Tuesday, March 20, 2012

How It All Began

How much does chance play in our lives? What would happen to the lives of other people if our own life was changed in some measure? These themes form the premise of Penelope Lively's new book, How It All Began. In it, Charlotte Rainsford, a retired teacher, is accosted by a thief and breaks her hip in the ensuing fall. When she goes to live with her daughter, Rose, to recuperate, lives are disrupted and infidelities are exposed.

Charlotte is a highly literate and empathetic woman whose routines are thrown completely out of sync by her accident. Although retired from teaching, she now devotes herself to teaching English as a second language to recent immigrants. Confined to her daughter's house and dependent upon her for routine tasks, she acutely misses her avocation as well as her books.

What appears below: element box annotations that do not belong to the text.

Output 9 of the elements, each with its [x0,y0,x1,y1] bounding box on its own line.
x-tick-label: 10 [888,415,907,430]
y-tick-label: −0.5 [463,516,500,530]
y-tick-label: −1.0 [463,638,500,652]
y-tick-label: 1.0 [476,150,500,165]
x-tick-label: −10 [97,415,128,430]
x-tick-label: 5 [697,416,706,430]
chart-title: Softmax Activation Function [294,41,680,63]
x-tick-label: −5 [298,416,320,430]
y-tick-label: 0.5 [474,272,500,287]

She is stoic about the pain she is in, often choosing to remain alert and not take her pain-killers in favor of losing herself through reading. One feels that Charlotte is the voice of the author; her insights into the humbling experience of aging, her knowledge of literature, and her sheer love of books reflect the persona of Penelope Lively herself.

Forever, reading has been central, the necessary fix, the support system....She read to discover how not to be Charlotte, how to escape the prison of her own mind, how to expand and experience...She is as much a product of what she has read as of the way in which she has lived; she is like millions of others built by books, for whom books are an essential foodstuff, who could starve without. (pp. 34-35)

Charlotte is, by far, the most likable of the female characters, as well as the most introspective. Her daughter, Rose, is not a reader, and in fact, might gain some insight into herself and her choices if she were. Instead, she falls for one of her mother's students, Anton, and becomes emotionally entangled with him. As with most affairs, she wonders about her feelings for this ambitious man and about the lack of passion in her own marriage. Rose, unlike her mother, has always chosen the easy route--she had married her first serious suitor and adamantly opposed having a career. Instead, she chooses a job "assisting" an aging 18th century political scholar, Lord Henry Peters.

Lord Henry is indeed a foil to the humble Charlotte. He is arrogant and completely lacks self-awareness. Like a few academics, he thinks the public is yearning to read more of his obscure writing. Yet Lord Henry was once well respected in his field--a fine orator who captured his academic audiences. Suffering from memory problems, he makes a fool of himself at a public speaking event. In order to regain his reputation, he decides to approach the BBC for a series. Lord Henry's interactions with the young women with whom he must now gain favor are some of the most comical in the book. Penelope Lively looks sympathetically at how aging makes one invisible, and how dwindling capabilities make fools of us all.

Other characters whose lives are affected by Charlotte's mishap are Marion, Lord Henry's equally smug, interior designer niece. When Rose is unable to accompany Lord Henry to his speaking engagement, Marion does so. Lives change when she texts her lover--the married Jeremy. His high-strung wife, Stella, reads the text and immediately goes to a divorce attorney--a lawyer interested only in the bottom line. What follows is a delightful comedy of manners.

The novel's greatest strength, though, resides in its development of its central character--Charlotte. Her stoicism and her resolute determination to get better and live independently are admirable. The reader feels great compassion for her as her pain renders the language of Henry James too difficult to appreciate. She elicits both sympathy and laughter when she runs out of reading materials at Rose's home, having to resort to Dan Brown's The Da Vinci Code to accompany her to the doctor. In a hilarious scene in the waiting room, poking fun at England's health care system, she worries that reading this sort of book casts her in a poor light. Any reader of literary fiction will laugh aloud at the snobbery that affects us all.

The very title of this book, How It all Began, reflects Penelope Lively's love of literature. Her novel is a tribute to books and reading wrapped in a comedy about love, loss, and self-awareness. The very essence is about what it is to be human.